Cyber Threat Actor: PT_Moisha

PT_Moisha, also known as Moisha, is a ransomware group that has been linked to China based on publicly available information. The group identifies itself as a ransomware actor and has been observed using the qTox platform for communication with victims and researchers. Despite being described as newly identified in open sources, PT_Moisha claims to be an established threat actor in its interactions.

The group’s only publicly reported operation targeted Aoyuan Healthy Life Group, a subsidiary of the China Aoyuan Group. China Aoyuan Group is headquartered in Guangzhou, Guangdong District, was founded in 1996, and became listed on the Hong Kong Stock Exchange in October 2007, with its registered office situated in the Cayman Islands. Aoyuan Healthy Life Group maintains operational offices in Sydney, Australia, as well as in Toronto and Vancouver, Canada, reflecting an international presence across multiple regions.

During the incident on September 28 2022, PT_Moisha exfiltrated approximately 200 GB of documents from the victim’s network and provided a 200 MB sample consisting of 90 files as proof of the data theft.
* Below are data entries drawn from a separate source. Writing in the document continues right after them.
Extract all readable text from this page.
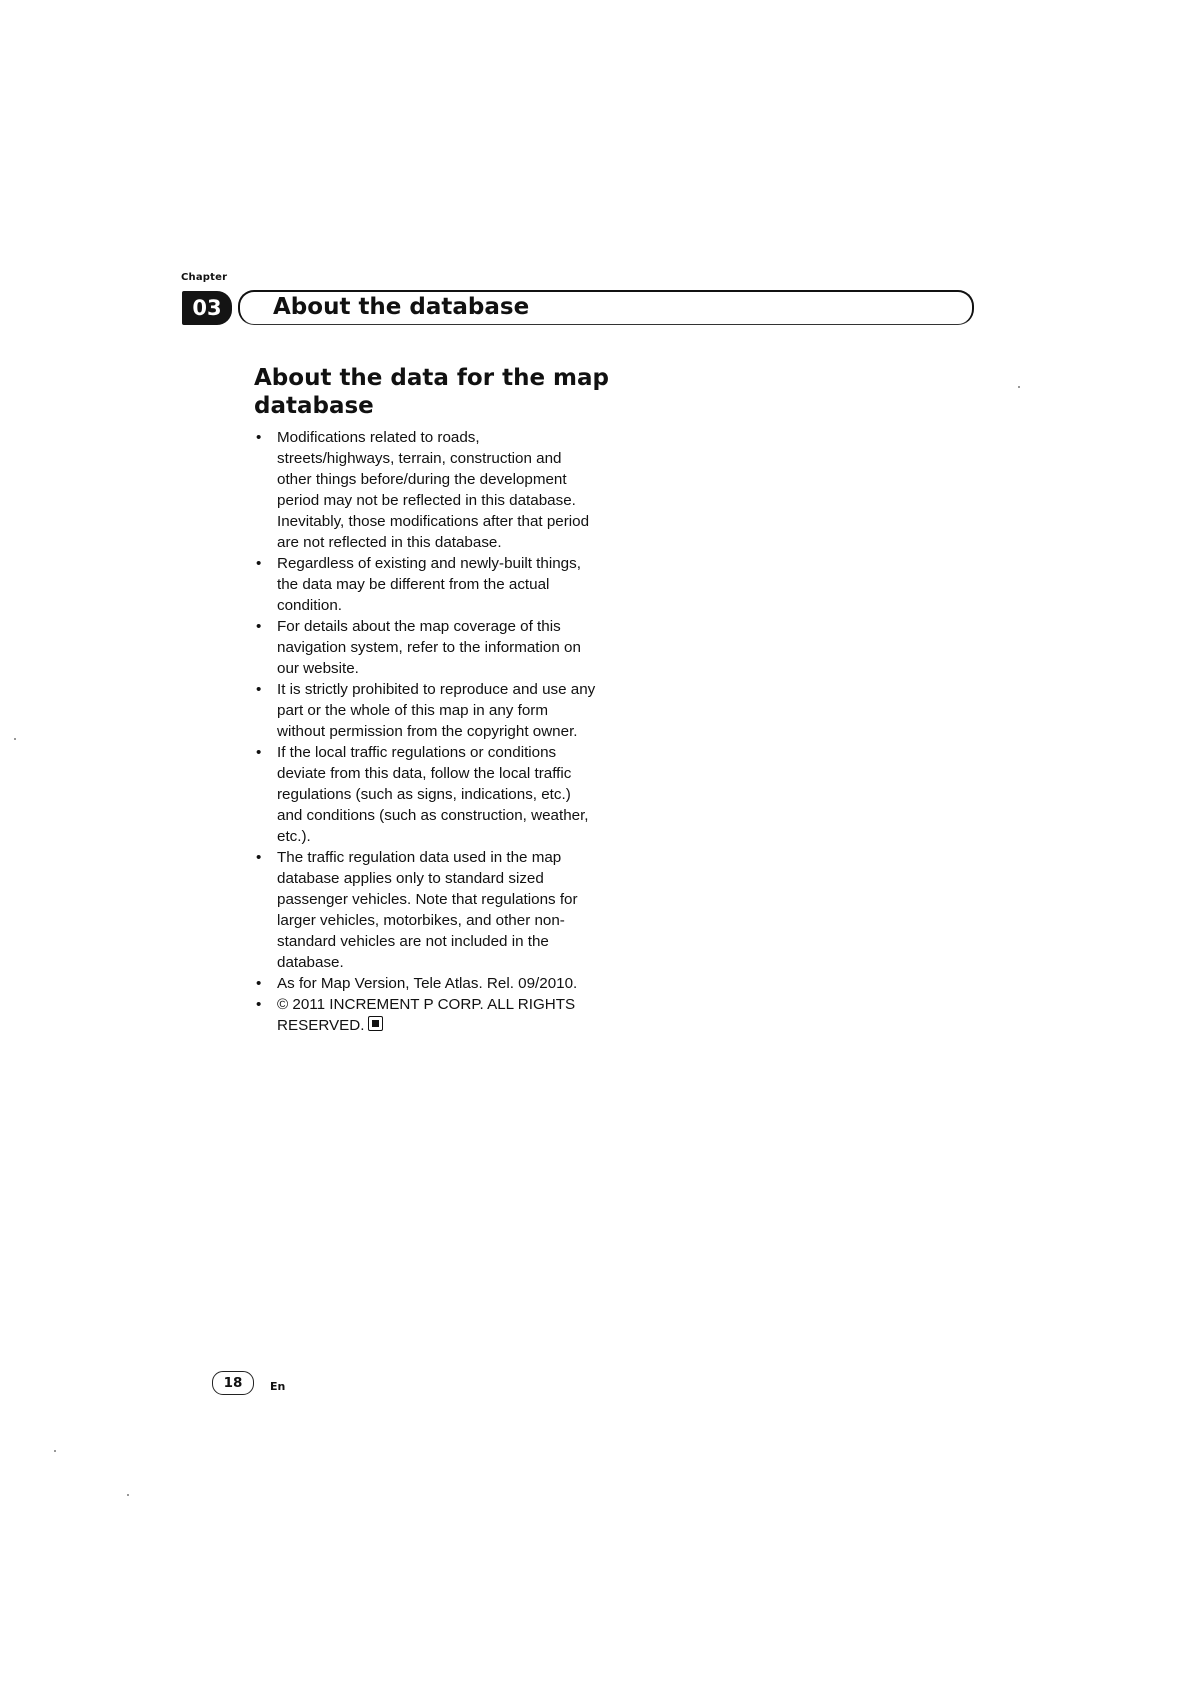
Chapter
03	About the database
About the data for the map database

• Modifications related to roads, streets/highways, terrain, construction and other things before/during the development period may not be reflected in this database. Inevitably, those modifications after that period are not reflected in this database.

• Regardless of existing and newly-built things, the data may be different from the actual condition.

• For details about the map coverage of this navigation system, refer to the information on our website.

• It is strictly prohibited to reproduce and use any part or the whole of this map in any form without permission from the copyright owner.

• If the local traffic regulations or conditions deviate from this data, follow the local traffic regulations (such as signs, indications, etc.) and conditions (such as construction, weather, etc.).

• The traffic regulation data used in the map database applies only to standard sized passenger vehicles. Note that regulations for larger vehicles, motorbikes, and other non-standard vehicles are not included in the database.

• As for Map Version, Tele Atlas. Rel. 09/2010.

• © 2011 INCREMENT P CORP. ALL RIGHTS RESERVED.

18	En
The attackers communicated with the victim and with journalists via qTox, asserting that they had retained the full dataset after the breach. No details regarding ransom demands, payment negotiations, or specific operational disruptions were disclosed in the available reports.

As of the current open‑source record, the September 2022 attack on Aoyuan Healthy Life Group represents the sole publicly documented campaign attributed to PT_Moisha, and no additional information about their tooling, malware families, initial access vectors, or affiliations with state or criminal entities has been made available.